Cezayı veren otoriteleri sıralarken Allah’dan başlayan, en son güçlü kişiye kadar giden bir seyir izlenir. İşyerinde işveren, ailede baba, okulda müdür ve öğretmen, sokakta gücünü kabul ettirmiş delikanlı, arkadaş çevresinde itibar sağlamış olanlar, resmi dairede şef, amir, müdür yardımcısı, müdür, baş müdür ve daha bir yığın etiket sahipleri ceza veren otorite zincirine dahil olurlar.
Bunların hepsinin dayanağı Anayasa’dan başlayarak, kanun, tüzük, yönetmelik, gelenek, örf, adet, temayül derecelerinde  devam eden bir kurallar halkasıdır.
Yasasız, kuralsız, hukuki dayanaksız suç olmaz. Hukuk tüm dünyada tek değildir. Siyasi sınırlar içinde yaşayan her milletin, topluluğun kendine göre, belki ihtiyaçlarına göre, belki yönetenlerin arzusuna, keyfine göre kuralları değişiklik gösterir.
Ama dünyanın hiçbir yerinde, hiçbir topluluğunda kuralsız suç olmaz.

Xxxx

Hukukun tümünü hiç Kimse bilemez. Herkes bildiği kadar hukuku kullanır. Bilmeyen hukuk gücünden de mahrum kalır. Ezilen, itilip-kakılan insanlar haksız olduklarından çok, hukuku bilmediklerinden mağdur olurlar.
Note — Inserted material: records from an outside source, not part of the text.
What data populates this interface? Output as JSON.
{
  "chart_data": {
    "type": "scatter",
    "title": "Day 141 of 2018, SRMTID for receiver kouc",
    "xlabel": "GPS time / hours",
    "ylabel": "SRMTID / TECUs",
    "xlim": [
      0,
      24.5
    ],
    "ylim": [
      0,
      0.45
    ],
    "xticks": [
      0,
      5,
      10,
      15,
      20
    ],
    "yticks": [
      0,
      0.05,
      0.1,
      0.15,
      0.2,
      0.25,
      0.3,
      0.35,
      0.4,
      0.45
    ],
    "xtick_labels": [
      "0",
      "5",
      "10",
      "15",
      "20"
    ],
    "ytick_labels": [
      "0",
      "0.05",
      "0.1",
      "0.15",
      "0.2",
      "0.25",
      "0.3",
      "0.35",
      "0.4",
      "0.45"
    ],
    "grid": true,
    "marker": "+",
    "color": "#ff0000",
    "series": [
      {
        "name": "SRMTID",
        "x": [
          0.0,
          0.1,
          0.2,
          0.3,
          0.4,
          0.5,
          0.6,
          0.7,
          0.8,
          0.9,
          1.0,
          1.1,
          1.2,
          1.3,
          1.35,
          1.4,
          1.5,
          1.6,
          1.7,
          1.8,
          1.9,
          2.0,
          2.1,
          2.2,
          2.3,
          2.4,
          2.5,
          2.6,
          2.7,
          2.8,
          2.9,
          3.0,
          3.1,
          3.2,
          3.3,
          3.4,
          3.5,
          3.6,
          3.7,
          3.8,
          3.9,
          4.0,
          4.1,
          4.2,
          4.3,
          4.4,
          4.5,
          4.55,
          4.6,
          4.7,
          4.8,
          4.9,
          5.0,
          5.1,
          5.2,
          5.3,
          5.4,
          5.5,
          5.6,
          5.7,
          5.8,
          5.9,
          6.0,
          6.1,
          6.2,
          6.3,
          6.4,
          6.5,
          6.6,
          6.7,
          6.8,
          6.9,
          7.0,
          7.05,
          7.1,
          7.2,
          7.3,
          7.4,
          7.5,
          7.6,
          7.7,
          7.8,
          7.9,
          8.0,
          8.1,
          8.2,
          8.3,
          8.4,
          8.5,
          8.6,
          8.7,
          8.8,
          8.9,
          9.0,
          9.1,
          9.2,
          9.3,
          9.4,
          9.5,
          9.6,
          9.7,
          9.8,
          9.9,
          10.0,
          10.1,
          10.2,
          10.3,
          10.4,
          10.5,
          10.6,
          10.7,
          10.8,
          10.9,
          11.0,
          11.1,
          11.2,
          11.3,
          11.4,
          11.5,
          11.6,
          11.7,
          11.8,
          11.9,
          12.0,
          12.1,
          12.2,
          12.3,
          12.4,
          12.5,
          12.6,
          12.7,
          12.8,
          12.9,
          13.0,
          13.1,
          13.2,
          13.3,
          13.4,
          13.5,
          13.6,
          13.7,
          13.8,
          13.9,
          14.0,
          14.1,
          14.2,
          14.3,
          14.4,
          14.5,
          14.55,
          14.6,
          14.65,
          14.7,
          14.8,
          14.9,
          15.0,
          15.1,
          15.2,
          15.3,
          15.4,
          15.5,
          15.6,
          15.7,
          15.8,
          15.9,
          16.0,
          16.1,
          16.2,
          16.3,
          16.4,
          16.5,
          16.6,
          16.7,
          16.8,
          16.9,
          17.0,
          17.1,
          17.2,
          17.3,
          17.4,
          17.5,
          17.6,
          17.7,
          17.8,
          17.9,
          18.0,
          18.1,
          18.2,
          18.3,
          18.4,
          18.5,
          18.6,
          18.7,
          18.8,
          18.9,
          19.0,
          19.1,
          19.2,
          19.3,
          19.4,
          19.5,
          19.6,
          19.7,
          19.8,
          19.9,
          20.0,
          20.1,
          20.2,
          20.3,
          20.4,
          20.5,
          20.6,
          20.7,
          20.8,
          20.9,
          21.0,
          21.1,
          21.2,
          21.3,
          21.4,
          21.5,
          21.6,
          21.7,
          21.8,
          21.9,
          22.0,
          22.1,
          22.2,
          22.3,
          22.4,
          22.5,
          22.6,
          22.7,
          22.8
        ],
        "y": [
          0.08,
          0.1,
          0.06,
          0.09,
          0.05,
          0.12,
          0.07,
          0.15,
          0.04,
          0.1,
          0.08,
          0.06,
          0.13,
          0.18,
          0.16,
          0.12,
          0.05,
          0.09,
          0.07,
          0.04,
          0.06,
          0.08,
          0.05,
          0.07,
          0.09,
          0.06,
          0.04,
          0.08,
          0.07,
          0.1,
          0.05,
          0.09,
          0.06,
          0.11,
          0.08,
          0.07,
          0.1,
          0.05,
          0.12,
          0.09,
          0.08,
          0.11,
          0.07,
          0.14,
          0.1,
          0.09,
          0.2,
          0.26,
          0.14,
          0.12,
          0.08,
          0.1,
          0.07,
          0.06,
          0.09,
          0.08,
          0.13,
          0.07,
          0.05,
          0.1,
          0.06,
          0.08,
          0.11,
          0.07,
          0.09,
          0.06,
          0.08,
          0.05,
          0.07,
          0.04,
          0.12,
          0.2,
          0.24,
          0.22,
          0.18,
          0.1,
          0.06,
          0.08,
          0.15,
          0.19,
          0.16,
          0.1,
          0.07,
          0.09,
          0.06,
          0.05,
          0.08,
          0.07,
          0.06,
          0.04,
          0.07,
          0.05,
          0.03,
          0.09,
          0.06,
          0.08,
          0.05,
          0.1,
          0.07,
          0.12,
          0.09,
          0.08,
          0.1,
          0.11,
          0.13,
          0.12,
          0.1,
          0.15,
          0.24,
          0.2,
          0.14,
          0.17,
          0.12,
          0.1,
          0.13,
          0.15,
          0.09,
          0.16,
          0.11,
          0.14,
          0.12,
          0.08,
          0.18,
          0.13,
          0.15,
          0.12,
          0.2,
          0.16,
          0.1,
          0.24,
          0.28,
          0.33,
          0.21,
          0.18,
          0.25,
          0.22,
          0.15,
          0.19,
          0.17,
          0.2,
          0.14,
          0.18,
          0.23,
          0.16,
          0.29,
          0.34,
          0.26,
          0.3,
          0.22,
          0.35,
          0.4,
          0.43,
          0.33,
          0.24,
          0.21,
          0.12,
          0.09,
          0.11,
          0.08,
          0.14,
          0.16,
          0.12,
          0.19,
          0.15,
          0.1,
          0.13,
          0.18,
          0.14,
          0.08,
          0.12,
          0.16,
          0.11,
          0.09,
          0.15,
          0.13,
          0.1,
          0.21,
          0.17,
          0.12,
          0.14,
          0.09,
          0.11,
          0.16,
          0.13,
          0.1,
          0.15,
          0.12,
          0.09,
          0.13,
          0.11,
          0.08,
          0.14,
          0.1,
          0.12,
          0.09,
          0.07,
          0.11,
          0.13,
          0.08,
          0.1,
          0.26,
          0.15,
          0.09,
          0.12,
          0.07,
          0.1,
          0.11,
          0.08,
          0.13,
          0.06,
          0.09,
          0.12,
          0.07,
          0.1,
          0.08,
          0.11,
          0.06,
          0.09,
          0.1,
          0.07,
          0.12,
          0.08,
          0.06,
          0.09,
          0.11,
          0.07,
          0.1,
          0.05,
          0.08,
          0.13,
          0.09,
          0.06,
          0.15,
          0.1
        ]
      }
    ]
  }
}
Avukatlık mesleği, savunma mesleği herkesin hukuku yeterince bilmiyor olmasından doğmuştur. Güya avukatlar hukuku mağdurdan daha çok bildikleri için, müvekkili yerine hukuku bildikleri oranda kullanarak adaletin sağlanmasına hizmet edeceklerdir. Beklenti budur. Ama burada da başka güç türleri ve sahipleri devreye girdiğinde mağdur daha fazla mağdur olarak mahkemeden boynu bükük çıktığında elinde kalan tek silahını kullanır,
‘Seni Allah’a havale ediyorum’ der.
Bu havale karşı taraf üzerinde hiç de etki uyandırmaz ama Allah kendisine havale edilen işlerin mutlaka hesabını görürü ve Müntakin ismiyle gereğini yapar.

Xxxx

Gel gelelim insan başına gelen hallerden ders çıkaracak olgunluktan da uzak durmuştur her zaman.
Eşi hiç beklenmedik anda böbrek, safra kesesi, mide, akla gelebilecek bir iç organında oluşan küçük bir tümörle acılar içinde kıvranmaya başlar, ya da evladından biri bir tırafik kazasında yatalak olur. Onun tekerlekli sandalyesini iteklerken bile ‘Bu iş başıma benim şu hatamdan geldi’ demez. Ama hemen herkes şöyle der: Allah’ım bu kadar insan içinde neden bu iş gelip beni buldu?’. Ah! insan hayatı baştan aşağı hüsranla dolu.

Xxxx

Birisi tüm hukuk yollarının tükenmişliği karşısında yinede mağduriyetten sıyrılamaz ise, baş vuracak beşeri makam-mevki sahibi kalmadığında uğradığı haksızlık karşısında, yani işlemediği bir suç isnadıyla ceza gördüğünde birilerin Allah’a havale ettiğinde yer-gök titrer. ‘Mazlumun aahı Arş’a kadar çıkar’ demiş hikmet sahibi atalarımız.
Ey zalim seni ırgalamıyor ama emin ol ırgalayacak, anne-babadan, üstüne titrediğin evlattan, kimselerle paylaşmadığın maldan, servetten, ha bire biriktirdiğin altınlardan mahrum kalacaksın, sana öyle acılar yaşatacak ki Müntakim, akıl havsala almayacak.

Xxxx

Cezanın gerekliliği kaçınılmazdır. Cezanın niteliği yüksek olmalıdır. Neyin karşılığı hangi ceza olduğu herkese bildirilmelidir.